I'm finding this thread interesting. I recently acquired a 7d and have become quite frustrated with some focus behaviors that appear essentially random.
I'm mostly concerned with critical focus on the eye of a subject with a narrow DOF (large aperture). I have literally thousands of these shots in my portfolio shot with a 30d (and prior Canon DSLRs) and a number of lenses (primarily 50mm, 17-50mm, 70-200mm, but others as well at times) at very large apertures, and the behavior of the 30d has always been predictable.
The eye of a typical subject will always have high contrast areas, whether it be the pupil/iris, the eyelid/sclera, the eyelashes/eyelid, etc. On the 30d, it was certainly important to know where to place the focus point (generally the center double precision point) and to accept that some small percentage of shots may have the corner of the eye in critical focus, so great care should be given to subject positioning and focus methodology.
I will generally shoot in one-shot focus, but as conditions dictate, I may shoot in AI-servo. Similar results are expected and experienced with both modes, as long as they're used judiciously.

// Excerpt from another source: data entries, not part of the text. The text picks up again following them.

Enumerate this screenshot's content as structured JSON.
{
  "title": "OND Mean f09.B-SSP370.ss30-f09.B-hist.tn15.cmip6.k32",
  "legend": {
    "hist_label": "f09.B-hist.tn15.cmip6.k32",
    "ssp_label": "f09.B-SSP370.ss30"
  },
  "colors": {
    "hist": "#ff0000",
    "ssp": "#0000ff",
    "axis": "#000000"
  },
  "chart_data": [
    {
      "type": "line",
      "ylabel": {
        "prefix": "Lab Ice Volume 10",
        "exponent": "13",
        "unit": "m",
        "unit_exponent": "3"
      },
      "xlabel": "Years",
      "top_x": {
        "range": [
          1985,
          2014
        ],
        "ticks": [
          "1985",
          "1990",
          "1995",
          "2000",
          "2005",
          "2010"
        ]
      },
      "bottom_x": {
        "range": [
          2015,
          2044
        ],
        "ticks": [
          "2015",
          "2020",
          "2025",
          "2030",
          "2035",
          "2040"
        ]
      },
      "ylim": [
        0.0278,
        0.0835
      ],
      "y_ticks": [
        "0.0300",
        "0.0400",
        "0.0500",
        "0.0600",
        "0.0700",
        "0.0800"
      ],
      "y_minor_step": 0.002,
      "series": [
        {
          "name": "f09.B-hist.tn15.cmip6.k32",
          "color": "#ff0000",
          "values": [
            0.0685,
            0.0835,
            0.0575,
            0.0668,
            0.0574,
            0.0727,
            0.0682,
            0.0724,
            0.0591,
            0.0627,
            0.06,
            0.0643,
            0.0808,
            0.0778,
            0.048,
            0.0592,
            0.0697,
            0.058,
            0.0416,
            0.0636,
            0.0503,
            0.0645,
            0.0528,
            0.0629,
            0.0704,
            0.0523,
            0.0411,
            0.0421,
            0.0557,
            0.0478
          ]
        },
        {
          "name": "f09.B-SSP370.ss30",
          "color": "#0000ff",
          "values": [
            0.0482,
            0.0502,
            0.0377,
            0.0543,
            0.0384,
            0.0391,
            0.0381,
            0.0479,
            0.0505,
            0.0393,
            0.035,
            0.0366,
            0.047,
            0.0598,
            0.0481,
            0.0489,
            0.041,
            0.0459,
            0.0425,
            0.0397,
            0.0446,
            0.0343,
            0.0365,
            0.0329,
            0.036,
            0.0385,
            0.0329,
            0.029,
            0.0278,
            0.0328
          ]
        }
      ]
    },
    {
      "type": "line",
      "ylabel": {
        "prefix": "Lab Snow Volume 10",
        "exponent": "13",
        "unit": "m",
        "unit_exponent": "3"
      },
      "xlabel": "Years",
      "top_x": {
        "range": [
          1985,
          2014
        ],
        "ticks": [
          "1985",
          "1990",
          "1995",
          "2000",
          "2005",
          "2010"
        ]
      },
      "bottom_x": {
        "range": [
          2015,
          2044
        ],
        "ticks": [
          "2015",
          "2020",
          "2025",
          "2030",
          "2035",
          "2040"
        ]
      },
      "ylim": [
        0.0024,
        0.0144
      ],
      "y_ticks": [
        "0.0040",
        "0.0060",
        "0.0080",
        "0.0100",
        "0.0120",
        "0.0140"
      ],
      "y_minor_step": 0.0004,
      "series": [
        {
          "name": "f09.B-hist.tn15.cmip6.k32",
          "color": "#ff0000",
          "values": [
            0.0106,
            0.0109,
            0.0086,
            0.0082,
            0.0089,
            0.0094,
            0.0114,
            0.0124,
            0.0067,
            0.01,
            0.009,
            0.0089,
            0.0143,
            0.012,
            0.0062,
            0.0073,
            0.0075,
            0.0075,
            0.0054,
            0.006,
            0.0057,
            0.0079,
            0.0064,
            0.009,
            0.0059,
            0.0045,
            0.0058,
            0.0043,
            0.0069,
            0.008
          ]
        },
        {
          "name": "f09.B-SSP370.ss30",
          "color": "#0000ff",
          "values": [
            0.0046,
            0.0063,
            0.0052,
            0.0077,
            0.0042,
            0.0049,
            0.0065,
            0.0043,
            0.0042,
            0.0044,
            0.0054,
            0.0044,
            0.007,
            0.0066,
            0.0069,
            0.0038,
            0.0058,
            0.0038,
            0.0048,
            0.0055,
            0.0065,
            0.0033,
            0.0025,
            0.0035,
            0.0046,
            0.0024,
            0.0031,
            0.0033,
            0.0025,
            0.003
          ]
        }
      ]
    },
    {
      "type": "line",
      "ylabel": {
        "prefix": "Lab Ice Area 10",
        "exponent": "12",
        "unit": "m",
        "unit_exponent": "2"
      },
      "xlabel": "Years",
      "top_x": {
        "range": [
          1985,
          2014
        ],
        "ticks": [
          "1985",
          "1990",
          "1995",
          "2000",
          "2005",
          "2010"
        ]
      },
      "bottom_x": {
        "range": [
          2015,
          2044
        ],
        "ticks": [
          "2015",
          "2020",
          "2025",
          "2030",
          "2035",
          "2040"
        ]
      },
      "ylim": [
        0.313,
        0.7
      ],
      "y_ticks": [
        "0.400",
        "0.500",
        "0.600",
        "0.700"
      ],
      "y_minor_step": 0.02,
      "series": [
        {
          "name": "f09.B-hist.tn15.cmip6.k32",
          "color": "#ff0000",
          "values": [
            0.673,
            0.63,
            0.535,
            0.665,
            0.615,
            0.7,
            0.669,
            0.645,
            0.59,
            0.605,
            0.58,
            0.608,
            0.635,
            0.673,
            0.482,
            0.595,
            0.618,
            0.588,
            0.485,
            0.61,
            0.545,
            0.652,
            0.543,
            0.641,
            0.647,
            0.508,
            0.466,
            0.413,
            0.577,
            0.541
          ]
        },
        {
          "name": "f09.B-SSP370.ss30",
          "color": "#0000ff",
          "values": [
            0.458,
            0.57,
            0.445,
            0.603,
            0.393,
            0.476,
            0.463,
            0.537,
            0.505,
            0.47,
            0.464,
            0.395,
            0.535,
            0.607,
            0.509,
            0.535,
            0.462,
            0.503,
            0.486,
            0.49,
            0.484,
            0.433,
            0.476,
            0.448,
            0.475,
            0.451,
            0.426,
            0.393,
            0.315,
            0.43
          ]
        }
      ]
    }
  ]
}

On the 7d, I've experienced (as stated above) what appears to be essentially random focus behavior. I've used several lenses and especially in low-EV situations (EV 6 or less), I will see back focus OR front focus (without any evident pattern) by no less than 1x - 2x DOF. This means that if my DOF is only 2", the shot will be back focused or front focused by 2" - 4" -- which means that the focus target (the eye) is completely out of focus. No part of the subject which is in focus is even remotely near the active AF point that was used for the shot. No focus and recompose is being used in my testing.
I have run dozens of test shots in both AI-Servo (to try to rule out any for or aft subject or camera movement, although certainly nothing has actually changed by simply picking up a different camera body) as well as One-Shot focus mode, and I'm seeing absolutely no consistency whatsoever. I've used both manual point selection as well as spot manual point selection, and have used the high precision center point as well as peripheral cross-point AF points.
I've even gone so far as to shoot test charts and static subjects (on a tripod, of course, with MLU and a remote release), tried to MA the lens, and used other methods to try to definitively attribute the behavior to a controllable variable- but yet I'm still seeing arbitrary focus come and go. I might get a number of shots sequentially with perfect focus, and then see random front and back focus -- while the camera is on a tripod shooting a static subject in One Shot AF mode, with spot manual AF point selection, and focusing on a subject with high contrast in the focusing area. Of course, in One Shot AF mode, the camera is happily blinking active AF point and beeping to indicate that it's acquired focus.
I'm certainly aware of the behavior, positioning, precision, and size of the AF points on Canon cameras (having owned and used more than half a dozen models since the D30, which is sitting on my desk as I type, was released in 2000) and at this point I'm confounded by the AF behavior of my 7d.
It is absolutely capable of amazingly sharp, detailed photos, has great autofocus, and is overall a stunning camera, but where the focus really matters (low DOF, wide aperture, low light), it's simply not consistent.
The more I mull over this, the more I see parallels with the 1dMk III, where the sub-mirror was actually returning to a slightly different resting position after each shot, causing a physical difference in light-path distance to the AF-sensor, and a corresponding "random" focus behavior. I know this was primarily experienced in AI-Servo mode, but I still recall people complaining about random One-Shot AF performance as well. I'm not saying that this, or anything like it is the cause of the problems that some very small number of 7d owners are experiencing, but merely noting that "random", arbitrary, or unpredictable behaviors do exist and sometimes have origins in hardware as well as software (firmware).